Domett promptly resumed the administrative career he had never fully relinquished, for during his premiership his only additional portfolio had been that of Crown lands. So effectively did he administer affairs in this capacity that the post of secretary for Crown lands was changed from a political to a civil service position by the succeeding ministry and Domett took up the appointment in January 1864. During the next eight years he effected an administrative revolution. In mid 1864 he became land claims commissioner and then, in 1865, registrar general of land, thus centralising most of the general government's land concerns in his office. In June 1866 he also took up his seat in the Legislative Council, the combination of paid service and deliberative advice to the Crown not being seen as contradictory. By 1870 the general Crown Lands Office had been transformed into an efficient regulatory agency for overseeing the implementation of government land policies. In one administrative objective alone Domett was foiled: his office did not acquire responsibility for Maori lands, although he did succeed in having the administration of confiscated lands transferred to the general Crown Lands Office in 1869. The value of Domett's contribution to the efficient administration of the public estate was made apparent in 1870. The Disqualification Act to prevent any member of either the lower or the upper House from holding paid office in the service of the Crown specifically exempted Domett.

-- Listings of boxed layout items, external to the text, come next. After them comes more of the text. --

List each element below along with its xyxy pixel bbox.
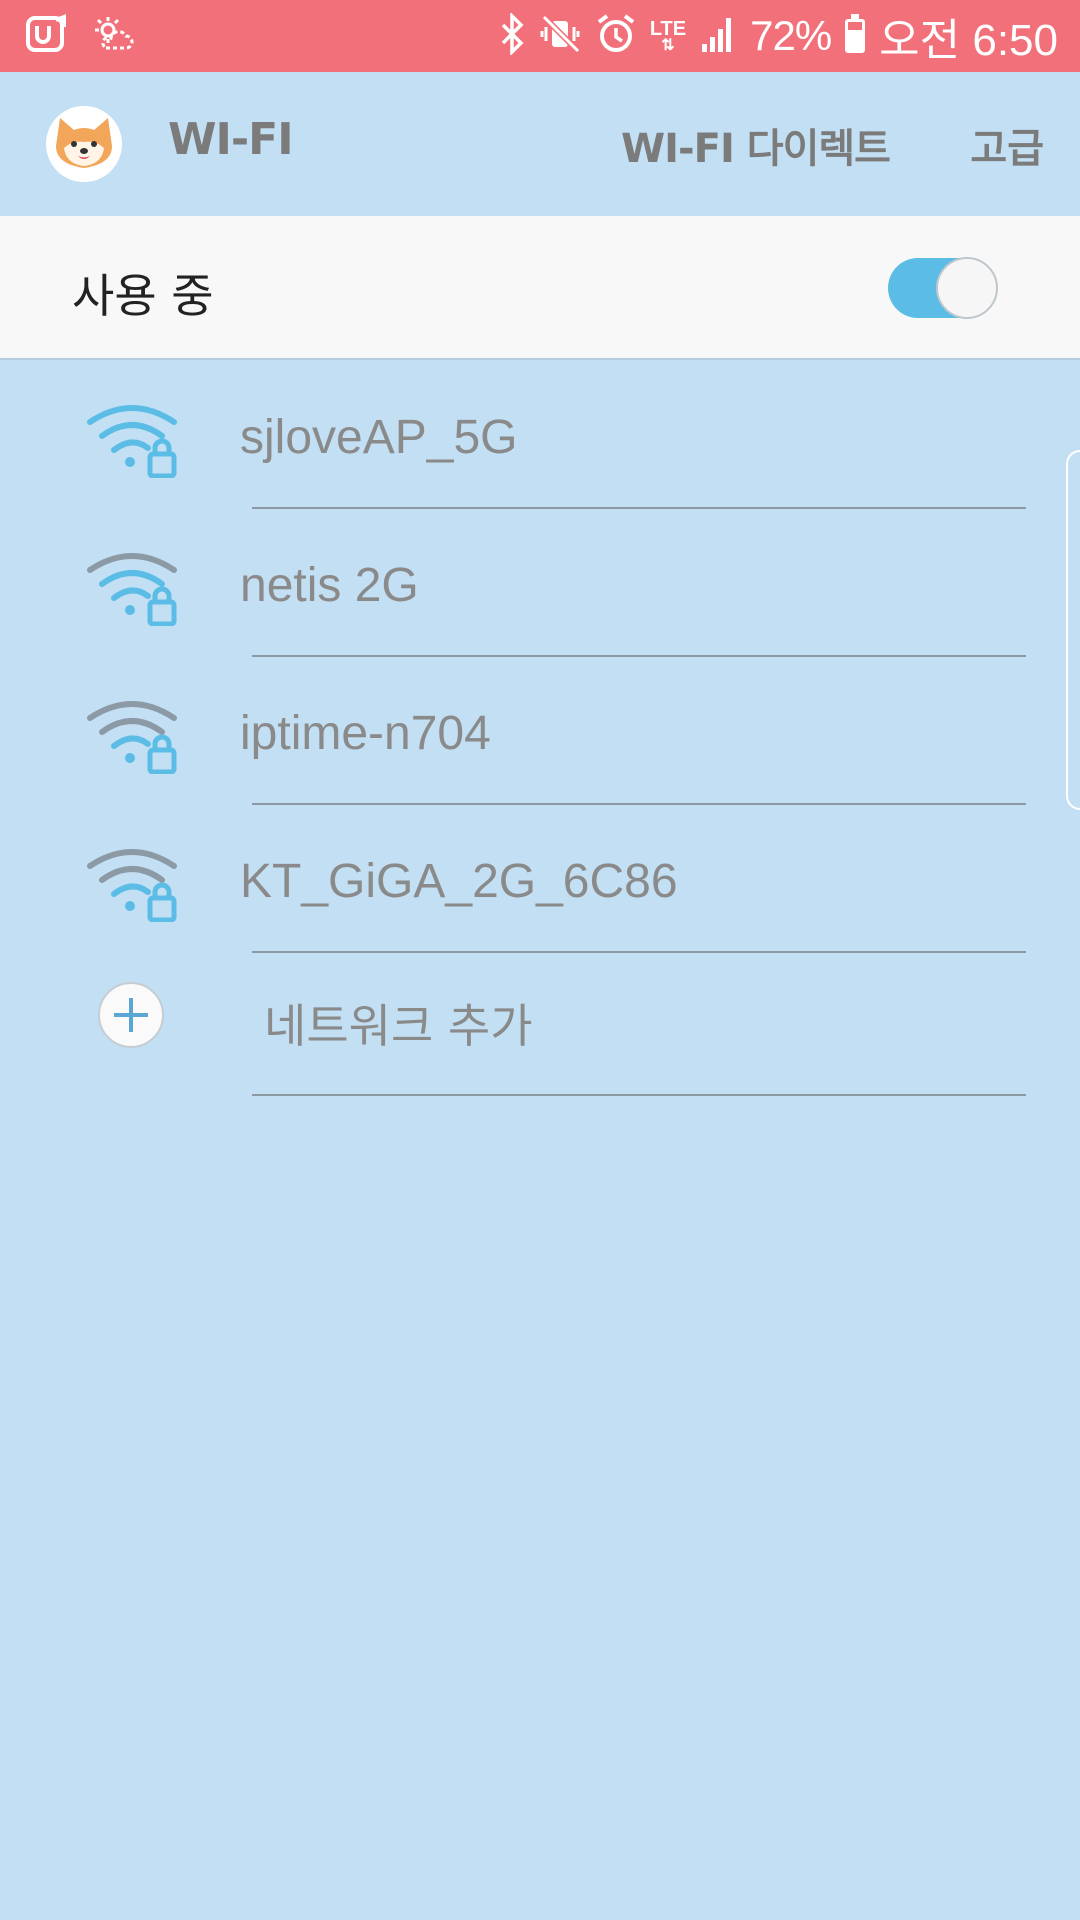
network-ssid: iptime-n704: [240, 707, 491, 760]
network-item[interactable]: netis 2G: [0, 508, 1080, 656]
wifi-toggle-row[interactable]: 사용 중: [0, 216, 1080, 360]
add-network-button[interactable]: 네트워크 추가: [0, 952, 1080, 1094]
add-network-label: 네트워크 추가: [264, 999, 533, 1053]
clock: 오전 6:50: [879, 16, 1058, 65]
wifi-locked-icon: [87, 849, 177, 922]
bluetooth-icon: [500, 11, 526, 59]
app-bar: WI-FI WI-FI 다이렉트 고급: [0, 72, 1080, 216]
divider: [252, 1094, 1026, 1096]
uplus-icon: [26, 14, 70, 58]
plus-icon: [98, 982, 164, 1048]
network-ssid: sjloveAP_5G: [240, 411, 518, 464]
lte-label: LTE: [649, 18, 687, 40]
switch-knob: [936, 257, 998, 319]
vibrate-mute-icon: [540, 13, 582, 59]
network-ssid: KT_GiGA_2G_6C86: [240, 855, 678, 908]
scroll-indicator[interactable]: [1066, 450, 1080, 810]
network-item[interactable]: iptime-n704: [0, 656, 1080, 804]
wifi-switch[interactable]: [888, 257, 1000, 320]
wifi-locked-icon: [87, 553, 177, 626]
page-title: WI-FI: [168, 114, 294, 165]
signal-icon: [700, 14, 736, 58]
lte-indicator: LTE ⇅: [649, 18, 687, 54]
wifi-locked-icon: [87, 405, 177, 478]
data-arrows-icon: ⇅: [661, 37, 675, 54]
network-item[interactable]: sjloveAP_5G: [0, 360, 1080, 508]
alarm-icon: [596, 13, 636, 59]
battery-percent: 72%: [750, 12, 832, 59]
shiba-dog-avatar-icon[interactable]: [46, 106, 122, 182]
status-bar: LTE ⇅ 72% 오전 6:50: [0, 0, 1080, 72]
wifi-locked-icon: [87, 701, 177, 774]
weather-icon: [92, 14, 136, 58]
advanced-button[interactable]: 고급: [970, 116, 1044, 174]
network-ssid: netis 2G: [240, 559, 419, 612]
wifi-direct-button[interactable]: WI-FI 다이렉트: [621, 116, 891, 174]
network-item[interactable]: KT_GiGA_2G_6C86: [0, 804, 1080, 952]
toggle-label: 사용 중: [72, 269, 214, 323]
battery-icon: [845, 14, 866, 53]
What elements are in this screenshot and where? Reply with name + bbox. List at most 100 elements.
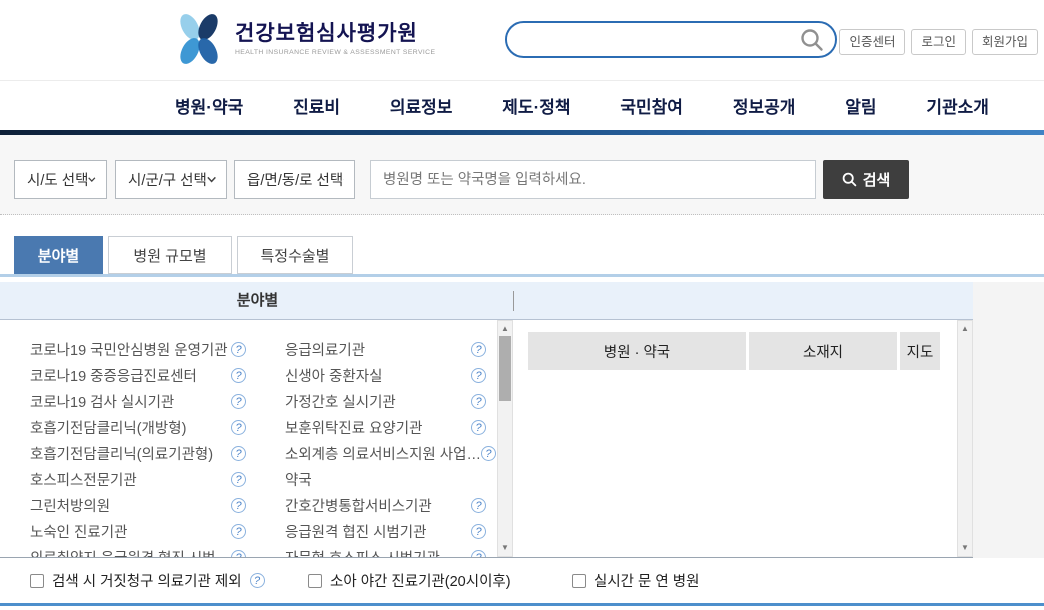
option-open-now[interactable]: 실시간 문 연 병원 [572, 570, 699, 591]
nav-notice[interactable]: 알림 [845, 93, 876, 118]
nav-medical-fees[interactable]: 진료비 [293, 93, 340, 118]
help-icon[interactable]: ? [481, 446, 496, 461]
tab-label: 병원 규모별 [133, 245, 206, 266]
category-item[interactable]: 노숙인 진료기관 ? [30, 518, 246, 544]
col-hospital-pharmacy: 병원 · 약국 [528, 332, 746, 370]
panel-body: 코로나19 국민안심병원 운영기관 ? 코로나19 중증응급진료센터 ? 코로나… [0, 320, 973, 558]
category-item[interactable]: 간호간병통합서비스기관 ? [285, 492, 486, 518]
nav-medical-info[interactable]: 의료정보 [390, 93, 453, 118]
chevron-down-icon [207, 176, 216, 183]
results-scrollbar[interactable]: ▲ ▼ [957, 320, 973, 557]
help-icon[interactable]: ? [231, 550, 246, 559]
sigungu-select-value: 시/군/구 선택 [128, 169, 207, 190]
sigungu-select[interactable]: 시/군/구 선택 [115, 160, 227, 199]
category-item[interactable]: 가정간호 실시기관 ? [285, 388, 486, 414]
help-icon[interactable]: ? [231, 524, 246, 539]
hira-hospital-search-page: 건강보험심사평가원 HEALTH INSURANCE REVIEW & ASSE… [0, 0, 1044, 610]
scroll-up-icon[interactable]: ▲ [958, 322, 972, 336]
help-icon[interactable]: ? [231, 472, 246, 487]
category-item[interactable]: 호흡기전담클리닉(개방형) ? [30, 414, 246, 440]
help-icon[interactable]: ? [231, 368, 246, 383]
hira-butterfly-icon [175, 12, 225, 66]
header: 건강보험심사평가원 HEALTH INSURANCE REVIEW & ASSE… [0, 0, 1044, 81]
category-item[interactable]: 코로나19 중증응급진료센터 ? [30, 362, 246, 388]
category-item[interactable]: 그린처방의원 ? [30, 492, 246, 518]
help-icon[interactable]: ? [471, 368, 486, 383]
logo-title: 건강보험심사평가원 [235, 22, 435, 46]
global-search [505, 21, 837, 58]
help-icon[interactable]: ? [231, 394, 246, 409]
category-item[interactable]: 자문형 호스피스 시범기관 ? [285, 544, 486, 558]
hira-logo[interactable]: 건강보험심사평가원 HEALTH INSURANCE REVIEW & ASSE… [175, 12, 435, 66]
checkbox[interactable] [572, 574, 586, 588]
category-item[interactable]: 신생아 중환자실 ? [285, 362, 486, 388]
keyword-input[interactable] [370, 160, 816, 199]
tab-by-hospital-size[interactable]: 병원 규모별 [108, 236, 232, 274]
help-icon[interactable]: ? [471, 342, 486, 357]
category-list-scrollbar[interactable]: ▲ ▼ [497, 320, 513, 557]
global-search-input[interactable] [523, 25, 787, 56]
scroll-down-icon[interactable]: ▼ [498, 541, 512, 555]
nav-hospital-pharmacy[interactable]: 병원·약국 [175, 93, 243, 118]
help-icon[interactable]: ? [231, 446, 246, 461]
category-item[interactable]: 코로나19 검사 실시기관 ? [30, 388, 246, 414]
help-icon[interactable]: ? [231, 498, 246, 513]
tab-underline [0, 274, 1044, 277]
help-icon[interactable]: ? [250, 573, 265, 588]
utility-links: 인증센터 로그인 회원가입 [839, 29, 1038, 55]
category-item[interactable]: 코로나19 국민안심병원 운영기관 ? [30, 336, 246, 362]
category-column-1: 코로나19 국민안심병원 운영기관 ? 코로나19 중증응급진료센터 ? 코로나… [30, 336, 246, 558]
checkbox[interactable] [30, 574, 44, 588]
col-location: 소재지 [749, 332, 897, 370]
sido-select-value: 시/도 선택 [27, 169, 88, 190]
search-options-row: 검색 시 거짓청구 의료기관 제외 ? 소아 야간 진료기관(20시이후) 실시… [0, 558, 1044, 603]
help-icon[interactable]: ? [231, 342, 246, 357]
search-button-label: 검색 [863, 169, 891, 190]
option-exclude-false-claims[interactable]: 검색 시 거짓청구 의료기관 제외 ? [30, 570, 265, 591]
scroll-down-icon[interactable]: ▼ [958, 541, 972, 555]
scroll-up-icon[interactable]: ▲ [498, 322, 512, 336]
help-icon[interactable]: ? [471, 394, 486, 409]
logo-subtitle: HEALTH INSURANCE REVIEW & ASSESSMENT SER… [235, 49, 435, 56]
category-item[interactable]: 호흡기전담클리닉(의료기관형) ? [30, 440, 246, 466]
category-item[interactable]: 응급의료기관 ? [285, 336, 486, 362]
category-item[interactable]: 보훈위탁진료 요양기관 ? [285, 414, 486, 440]
category-item[interactable]: 의료취약지 응급원격 협진 시범 ? [30, 544, 246, 558]
checkbox[interactable] [308, 574, 322, 588]
dong-select[interactable]: 읍/면/동/로 선택 [234, 160, 355, 199]
search-mode-tabs: 분야별 병원 규모별 특정수술별 [14, 236, 353, 274]
help-icon[interactable]: ? [471, 498, 486, 513]
nav-info-disclosure[interactable]: 정보공개 [733, 93, 796, 118]
nav-public-participation[interactable]: 국민참여 [620, 93, 683, 118]
help-icon[interactable]: ? [471, 524, 486, 539]
panel-divider [513, 291, 514, 311]
nav-about[interactable]: 기관소개 [926, 93, 989, 118]
search-button[interactable]: 검색 [823, 160, 909, 199]
category-item[interactable]: 호스피스전문기관 ? [30, 466, 246, 492]
sido-select[interactable]: 시/도 선택 [14, 160, 107, 199]
search-icon[interactable] [799, 27, 825, 53]
category-item[interactable]: 약국 [285, 466, 486, 492]
tab-by-field[interactable]: 분야별 [14, 236, 103, 274]
scrollbar-thumb[interactable] [499, 336, 511, 401]
category-item[interactable]: 응급원격 협진 시범기관 ? [285, 518, 486, 544]
logo-text: 건강보험심사평가원 HEALTH INSURANCE REVIEW & ASSE… [235, 22, 435, 56]
panel-title: 분야별 [0, 282, 515, 319]
nav-policy[interactable]: 제도·정책 [502, 93, 570, 118]
dong-select-value: 읍/면/동/로 선택 [247, 169, 343, 190]
panel-header-band: 분야별 [0, 282, 973, 320]
col-map: 지도 [900, 332, 940, 370]
category-item[interactable]: 소외계층 의료서비스지원 사업… ? [285, 440, 486, 466]
help-icon[interactable]: ? [231, 420, 246, 435]
cert-center-button[interactable]: 인증센터 [839, 29, 905, 55]
help-icon[interactable]: ? [471, 420, 486, 435]
help-icon[interactable]: ? [471, 550, 486, 559]
right-gutter [973, 282, 1044, 558]
search-icon [842, 172, 857, 187]
login-button[interactable]: 로그인 [911, 29, 966, 55]
signup-button[interactable]: 회원가입 [972, 29, 1038, 55]
category-column-2: 응급의료기관 ? 신생아 중환자실 ? 가정간호 실시기관 ? 보훈위탁진료 요… [285, 336, 486, 558]
option-pediatric-night-care[interactable]: 소아 야간 진료기관(20시이후) [308, 570, 511, 591]
tab-by-surgery[interactable]: 특정수술별 [237, 236, 353, 274]
results-table-header: 병원 · 약국 소재지 지도 [528, 332, 940, 370]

Although his 30 years of public service in New Zealand had given Domett little opportunity for sustained creative writing, he had never lost his literary inclinations. He made occasional contributions to the Nelson Examiner and worked consistently on the epic Ranolf and Amohia, which was published in London in 1872, with the subtitle A south-sea day-dream, shortly after his return to England. He produced a small volume of poetry in 1877 and a revised edition of Ranolf and Amohia, with an altered subtitle, A dream of two lives, in 1883. As a man of letters, however, his most significant contribution was his involvement, while still in New Zealand, in the establishment of the General Assembly Library. Both in the selection of the collection and in its organisation and classification, Domett laid the foundations for the successful development of that institution.

Alfred Domett's reputation has not been well served by twentieth century writers, who have focused on his premiership and prolix poetry. Contemporaries viewed him much more generously, applauding his intellectual calibre and readiness to contribute to the public weal: 'a man of that stamp is a great boon to a young colonial community'.